Nick_A wrote: ↑May 4th, 2021, 2:39 pm
Simone Weil wrote:
The errors of our time come from Christianity without the supernatural. Secularization is the cause—and primarily humanism.
Religion in so far as it is a source of consolation is a hindrance to true faith: in this sense atheism is a purification. I have to be atheistic with the part of myself which is not made for God. Among those men in whom the supernatural part has not been awakened, the atheists are right and the believers wrong.
Those who have experienced the vertical awakening of their supernatural part are fortunate concerning the future of their being but unfortunate in society which has not experienced this awakening. They will be ridiculed and condemned as ignorant except for the charlatans who appeal to those needing consolation.
The believer must remember that atheists are necessary. They help keep the self serving fantasy out of Christianity making it possible for some others to experience the awakening of their spiritual part.
I would say I don't interpret Weil's statement the same way that you seem to do here. Rather, I think what she is pointing out in this passage is that there is a part of our nature that has a desire to form a
human and limited concept of God, a desire for certainty about our knowledge of and relationship with God and a sense of security in the feeling that we know the answers, we understand God and are safe in that knowledge - I see this as the 'consolation' to which she refers. I take it not that she is saying that 'atheists are necessary', but rather that their denial of the existence of God puts them at a certain advantage over a believer who clings to human conceptions of the divine; their atheism, paradoxically, frees them from falling into that trap of forming a preconceived idea of God instead of developing a genuine experience of and relationship with the supernatural.
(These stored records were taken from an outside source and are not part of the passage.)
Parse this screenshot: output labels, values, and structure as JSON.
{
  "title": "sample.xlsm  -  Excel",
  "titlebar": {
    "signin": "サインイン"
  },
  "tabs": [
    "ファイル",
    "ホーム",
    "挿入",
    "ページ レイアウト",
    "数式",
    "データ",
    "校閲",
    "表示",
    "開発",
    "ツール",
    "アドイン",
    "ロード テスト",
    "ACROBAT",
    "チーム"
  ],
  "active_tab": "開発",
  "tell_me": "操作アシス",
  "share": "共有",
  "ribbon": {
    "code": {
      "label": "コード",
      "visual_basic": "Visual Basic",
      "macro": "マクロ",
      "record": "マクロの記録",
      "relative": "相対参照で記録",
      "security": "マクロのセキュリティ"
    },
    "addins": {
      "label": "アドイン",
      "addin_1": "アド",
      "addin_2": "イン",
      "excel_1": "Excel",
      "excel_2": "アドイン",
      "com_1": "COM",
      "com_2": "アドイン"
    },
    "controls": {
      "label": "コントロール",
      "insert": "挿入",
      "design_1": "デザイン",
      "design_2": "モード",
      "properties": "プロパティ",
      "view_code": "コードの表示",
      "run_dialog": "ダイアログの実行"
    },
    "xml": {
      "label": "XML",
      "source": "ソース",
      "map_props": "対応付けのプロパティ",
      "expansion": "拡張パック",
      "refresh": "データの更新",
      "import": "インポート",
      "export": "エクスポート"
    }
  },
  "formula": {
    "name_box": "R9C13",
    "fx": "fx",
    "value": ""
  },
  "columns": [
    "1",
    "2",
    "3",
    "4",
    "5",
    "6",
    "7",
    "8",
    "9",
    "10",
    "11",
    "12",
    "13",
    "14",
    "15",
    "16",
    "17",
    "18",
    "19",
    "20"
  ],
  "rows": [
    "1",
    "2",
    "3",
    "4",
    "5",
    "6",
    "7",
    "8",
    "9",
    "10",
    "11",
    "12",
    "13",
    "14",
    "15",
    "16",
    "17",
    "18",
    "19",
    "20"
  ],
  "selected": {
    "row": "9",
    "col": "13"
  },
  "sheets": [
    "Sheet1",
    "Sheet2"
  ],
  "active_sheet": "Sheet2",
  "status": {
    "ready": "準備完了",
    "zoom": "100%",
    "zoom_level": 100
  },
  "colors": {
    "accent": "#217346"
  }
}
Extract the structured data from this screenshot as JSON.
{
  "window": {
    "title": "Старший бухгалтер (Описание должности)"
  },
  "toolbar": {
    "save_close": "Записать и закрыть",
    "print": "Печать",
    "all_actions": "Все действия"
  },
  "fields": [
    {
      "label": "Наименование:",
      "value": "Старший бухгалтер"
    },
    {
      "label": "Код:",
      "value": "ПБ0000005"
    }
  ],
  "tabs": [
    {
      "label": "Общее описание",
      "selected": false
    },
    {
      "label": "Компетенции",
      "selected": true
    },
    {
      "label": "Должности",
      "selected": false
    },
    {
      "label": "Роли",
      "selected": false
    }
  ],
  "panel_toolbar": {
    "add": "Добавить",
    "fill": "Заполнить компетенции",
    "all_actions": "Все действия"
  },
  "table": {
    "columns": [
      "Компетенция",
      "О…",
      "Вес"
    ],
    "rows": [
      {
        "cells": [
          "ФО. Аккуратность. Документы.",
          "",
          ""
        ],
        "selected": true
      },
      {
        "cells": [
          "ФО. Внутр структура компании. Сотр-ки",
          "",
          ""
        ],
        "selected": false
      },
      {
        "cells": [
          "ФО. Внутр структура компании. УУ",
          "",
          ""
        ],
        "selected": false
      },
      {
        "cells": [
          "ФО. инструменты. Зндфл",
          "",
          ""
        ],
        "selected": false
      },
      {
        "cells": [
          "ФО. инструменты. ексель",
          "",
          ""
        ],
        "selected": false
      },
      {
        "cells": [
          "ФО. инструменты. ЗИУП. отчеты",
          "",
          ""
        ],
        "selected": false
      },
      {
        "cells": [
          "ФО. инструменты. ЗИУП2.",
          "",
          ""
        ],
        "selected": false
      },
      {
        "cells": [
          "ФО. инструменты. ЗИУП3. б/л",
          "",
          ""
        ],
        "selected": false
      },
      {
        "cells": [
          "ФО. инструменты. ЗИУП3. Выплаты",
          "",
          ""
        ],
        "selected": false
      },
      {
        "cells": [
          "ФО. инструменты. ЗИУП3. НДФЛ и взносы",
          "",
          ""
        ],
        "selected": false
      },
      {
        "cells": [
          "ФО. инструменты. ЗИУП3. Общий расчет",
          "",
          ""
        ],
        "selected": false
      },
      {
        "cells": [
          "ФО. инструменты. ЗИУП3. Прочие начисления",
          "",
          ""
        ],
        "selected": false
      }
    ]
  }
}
Put a little differently, I'd say that a believer may fall into trap of worshipping their
idea of God, rather than a real or living God, who will always remain partly shrouded in mystery beyond the reach our limited and mortal human minds; whereas an atheist could, in a sense, be actually more free to discover the truth on their own by remaining unencumbered by religious teachings or preconceived notions of what God is. The believer must be watchful to keep this human 'part of myself which is not made for God' - this part that desires consolation, desires to have the answers - from becoming a 'hindrance to true faith', that is, a faith that is grounded in a living relationship and not in a particular dogma or set of correct beliefs. Freeing oneself from these kinds of beliefs is the 'purification' here.
Your thoughts? Thank you for sharing this quote - it has inspired me to look more into Weil's work.